The kingdom’s central department of statistics reported yesterday that non-oil exports fell to 16.75 billion Saudi riyals (Dh16.39bn) in December, down 3.5bn riyals, or more than 17 per cent, from a year earlier.
Although the monthly report offers no breakdown by sector, the petrochemicals and plastics sectors each consistently account for slightly more than 30 per cent of Saudi’s non-oil exports, according to the NCB Saudi Economic Review, and were likely largely responsible for the hit to exports as their market prices are linked to oil prices.
The Saudi monthly trade report said that imports were almost exactly the same in December as they were the previous year, at 52.4bn riyals, cutting into the country’s balance of trade surplus.
The UAE was also likely to have been hit by the decline in Saudi exports, after last year’s surge in exports from the kingdom to the UAE put it ahead of China as the top destination for Saudi non-oil goods.

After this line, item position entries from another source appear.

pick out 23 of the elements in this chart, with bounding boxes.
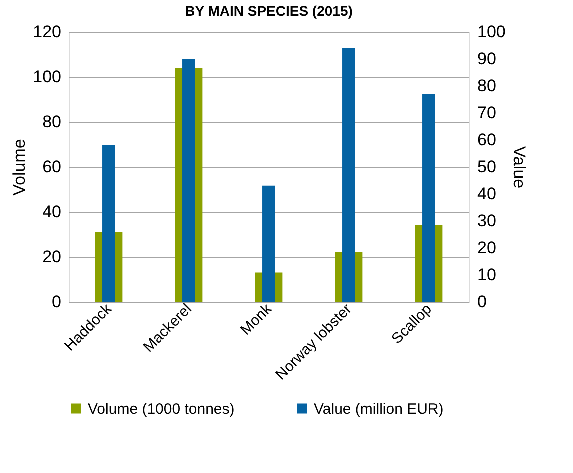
- y-tick-label: 0: [52, 292, 62, 312]
- y2-tick-label: 100: [478, 22, 506, 42]
- chart-title: BY MAIN SPECIES (2015): [185, 3, 353, 19]
- y-axis-title: Volume: [10, 139, 30, 196]
- y2-tick-label: 70: [478, 104, 496, 122]
- y2-tick-label: 50: [478, 158, 496, 176]
- y2-tick-label: 40: [478, 184, 496, 204]
- y-tick-label: 80: [42, 112, 62, 132]
- legend-label: Volume (1000 tonnes): [88, 400, 235, 418]
- y-tick-label: 20: [42, 248, 62, 266]
- y-tick-label: 120: [33, 22, 62, 42]
- y-tick-label: 40: [42, 202, 62, 222]
- y2-tick-label: 60: [478, 130, 496, 150]
- y2-tick-label: 90: [478, 50, 496, 68]
- y-tick-label: 100: [33, 68, 62, 86]
- y-tick-label: 60: [42, 158, 62, 176]
- legend-label: Value (million EUR): [314, 400, 444, 418]
- y2-tick-label: 0: [478, 292, 487, 312]
- y2-tick-label: 80: [478, 76, 496, 96]
- y2-axis-title: Value: [510, 146, 529, 189]
- y2-tick-label: 10: [478, 266, 496, 284]
- y2-tick-label: 30: [478, 212, 496, 230]
- y2-tick-label: 20: [478, 238, 496, 258]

The UAE has been building its position as a trading hub and that will be further boosted by the ramp-up of the US$20bn Sadara petrochemicals plant at Jubail Industrial City – a joint venture between Dow Chemical and Saudi Aramco – which starts production this year and will be one of the world’s largest when it is fully operational in 2017. Sadara will be using the UAE as the trading hub for its annual sales of up to $8bn.
That is a boon for UAE trade – adding more than 2 per cent to its annual trade volume – although it also increases its exposure to the vagaries of the petrochemicals cycle.
Reflecting the sector’s current weakness, Saudi Basic Industries Corp – known as Sabic – the world’s largest petrochemicals company, last month reported a drop of 29 per cent in fourth-quarter earnings to 4.36bn riyals.